Bureau of Alcohol, Tobacco, Firearms and Explosives

Eastern District of California

For Immediate Release

Monday, March 28, 2011

Benjamin B. Wagner, United States Attorney

Contact: Lauren Horwood, Director of Community Relations
(916) 554-2706

Madera Illegal Alien in Possession of Firearm and Ammo Convicted

55th Federal Conviction Stemming from Multi-agency Operation Trident

FRESNO, Calif. — United States Attorney Benjamin B. Wagner announced that Julian Gonzalez–Jimenez, 24, of San Luis, El Petén, Guatemala, entered a guilty plea today to being an illegal alien in possession of a Ravens .25–caliber firearm and 77 rounds of .25–caliber ammunition when he was apprehended in connection with Operation Trident, a multi–agency marijuana enforcement effort in Madera, Fresno, and Tulare Counties in 2009 and 2010. To date, Operation Trident has resulted in the eradication of approximately 663,898 marijuana plants, primarily from public lands in the Sierra foothills and mountains in the Eastern District of California. Gonzalez–Jimenez’s guilty plea represents the 55th federal conviction as a result of Operation Trident.
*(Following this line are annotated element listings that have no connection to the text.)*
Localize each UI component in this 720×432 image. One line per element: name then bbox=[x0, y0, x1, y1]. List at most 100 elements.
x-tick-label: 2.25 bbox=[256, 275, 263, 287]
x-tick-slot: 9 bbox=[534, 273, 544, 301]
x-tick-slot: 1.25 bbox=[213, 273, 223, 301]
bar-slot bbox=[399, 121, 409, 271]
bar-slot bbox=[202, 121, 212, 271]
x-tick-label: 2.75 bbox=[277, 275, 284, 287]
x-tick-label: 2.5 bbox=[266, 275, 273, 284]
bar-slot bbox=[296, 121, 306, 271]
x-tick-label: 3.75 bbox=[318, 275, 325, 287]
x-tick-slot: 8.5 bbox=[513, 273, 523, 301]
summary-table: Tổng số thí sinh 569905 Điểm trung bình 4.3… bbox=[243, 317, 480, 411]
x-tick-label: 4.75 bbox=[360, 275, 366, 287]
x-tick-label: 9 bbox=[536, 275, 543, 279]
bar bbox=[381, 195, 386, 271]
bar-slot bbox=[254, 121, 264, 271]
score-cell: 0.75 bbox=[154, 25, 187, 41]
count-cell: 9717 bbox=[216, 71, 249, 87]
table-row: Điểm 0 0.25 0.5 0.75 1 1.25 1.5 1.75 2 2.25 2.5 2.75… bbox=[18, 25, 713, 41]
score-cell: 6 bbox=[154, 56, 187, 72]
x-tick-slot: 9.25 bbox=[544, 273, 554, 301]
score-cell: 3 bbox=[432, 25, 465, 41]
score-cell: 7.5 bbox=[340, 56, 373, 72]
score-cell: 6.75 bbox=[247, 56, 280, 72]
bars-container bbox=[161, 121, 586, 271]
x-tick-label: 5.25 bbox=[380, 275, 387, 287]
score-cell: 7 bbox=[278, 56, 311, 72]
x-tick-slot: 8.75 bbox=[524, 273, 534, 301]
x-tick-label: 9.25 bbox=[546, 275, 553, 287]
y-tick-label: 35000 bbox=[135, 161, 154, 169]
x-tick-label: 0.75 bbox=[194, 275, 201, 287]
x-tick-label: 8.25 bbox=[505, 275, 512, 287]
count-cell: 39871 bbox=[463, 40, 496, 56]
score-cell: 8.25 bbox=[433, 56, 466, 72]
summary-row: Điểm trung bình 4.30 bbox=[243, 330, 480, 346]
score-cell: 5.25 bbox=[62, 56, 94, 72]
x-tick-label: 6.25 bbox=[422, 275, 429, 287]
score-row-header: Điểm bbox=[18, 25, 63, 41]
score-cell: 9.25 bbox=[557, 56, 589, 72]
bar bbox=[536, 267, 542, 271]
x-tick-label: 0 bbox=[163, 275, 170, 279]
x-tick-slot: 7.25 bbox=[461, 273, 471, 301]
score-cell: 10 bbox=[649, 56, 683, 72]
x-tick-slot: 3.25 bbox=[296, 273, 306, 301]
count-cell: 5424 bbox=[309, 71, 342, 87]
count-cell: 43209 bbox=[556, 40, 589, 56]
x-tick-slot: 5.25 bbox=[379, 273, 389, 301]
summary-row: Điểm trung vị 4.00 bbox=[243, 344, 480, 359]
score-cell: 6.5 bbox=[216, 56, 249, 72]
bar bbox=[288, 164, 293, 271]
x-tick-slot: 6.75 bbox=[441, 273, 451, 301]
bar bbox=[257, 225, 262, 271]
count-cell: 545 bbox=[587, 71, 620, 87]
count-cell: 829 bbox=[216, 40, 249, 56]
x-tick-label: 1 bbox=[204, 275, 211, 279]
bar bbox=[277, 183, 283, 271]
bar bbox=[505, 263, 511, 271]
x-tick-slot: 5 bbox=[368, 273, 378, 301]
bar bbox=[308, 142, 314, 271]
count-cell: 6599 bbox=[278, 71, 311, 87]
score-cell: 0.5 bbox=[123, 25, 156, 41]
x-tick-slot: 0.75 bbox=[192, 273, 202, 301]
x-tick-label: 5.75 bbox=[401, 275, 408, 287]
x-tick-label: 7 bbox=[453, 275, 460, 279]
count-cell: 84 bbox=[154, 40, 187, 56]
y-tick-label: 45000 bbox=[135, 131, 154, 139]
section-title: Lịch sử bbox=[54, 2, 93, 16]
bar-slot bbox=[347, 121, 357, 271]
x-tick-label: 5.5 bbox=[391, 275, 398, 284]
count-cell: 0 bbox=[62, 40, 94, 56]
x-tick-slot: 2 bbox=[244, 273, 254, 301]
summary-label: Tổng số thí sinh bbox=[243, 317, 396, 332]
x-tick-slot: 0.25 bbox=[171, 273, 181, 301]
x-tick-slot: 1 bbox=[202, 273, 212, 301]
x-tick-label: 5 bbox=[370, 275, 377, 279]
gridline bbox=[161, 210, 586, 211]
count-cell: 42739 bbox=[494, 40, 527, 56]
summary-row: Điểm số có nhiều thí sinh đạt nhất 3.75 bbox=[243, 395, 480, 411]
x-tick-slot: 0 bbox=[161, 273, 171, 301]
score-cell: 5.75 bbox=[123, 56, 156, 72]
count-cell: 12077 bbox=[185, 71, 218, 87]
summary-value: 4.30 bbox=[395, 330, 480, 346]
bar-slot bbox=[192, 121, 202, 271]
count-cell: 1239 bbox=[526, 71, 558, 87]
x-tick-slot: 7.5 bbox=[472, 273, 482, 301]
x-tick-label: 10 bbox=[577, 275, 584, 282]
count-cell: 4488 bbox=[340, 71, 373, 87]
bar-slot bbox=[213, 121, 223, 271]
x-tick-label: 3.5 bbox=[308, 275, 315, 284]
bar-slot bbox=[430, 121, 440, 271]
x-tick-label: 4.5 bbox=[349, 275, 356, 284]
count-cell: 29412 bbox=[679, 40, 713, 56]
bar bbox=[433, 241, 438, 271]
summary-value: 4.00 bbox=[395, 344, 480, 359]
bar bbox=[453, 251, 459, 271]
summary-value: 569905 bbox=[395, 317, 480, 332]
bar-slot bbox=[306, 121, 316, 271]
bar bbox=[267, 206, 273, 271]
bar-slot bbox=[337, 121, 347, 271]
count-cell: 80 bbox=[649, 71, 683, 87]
This case is the product of an investigation conducted by the U.S. Immigration and Customs Enforcement (ICE) Office of Homeland Security Investigations (HSI), the U.S. Department of the Treasury, the Bureau of Alcohol, Tobacco, Firearms and Explosives, the U.S. Drug Enforcement Administration, Madera Narcotic Enforcement Team (MADNET), and Madera County Sheriff’s Department under the umbrella of Operation Trident. Other agencies that participated in Operation Trident include the Fresno County Sheriff’s Office and the Tulare County Sheriff’s Office. The case is being prosecuted by Assistant U.S. Attorney Karen Escobar.

According to court documents, Gonzalez–Jimenez was apprehended while he was a passenger in a car headed for Oakhurst. Both he and the driver gave permission for Madera County Sheriff deputies to search the vehicle.

Gonzalez–Jimenez is scheduled to be sentenced on June 6, 2011 by Senior U.S. District Judge Oliver W. Wanger. He faces a maximum prison term of 10 years and a fine of up to $250,000. The actual sentence, however, will be determined at the discretion of the court after consideration of any applicable statutory sentencing factors and the Federal Sentencing Guidelines, which take into account a number of variables. Gonzalez–Jimenez remains detained in the custody of the U.S. Marshal Service, having been ordered detained last June as a flight risk. Upon completion of his prison term, he faces deportation.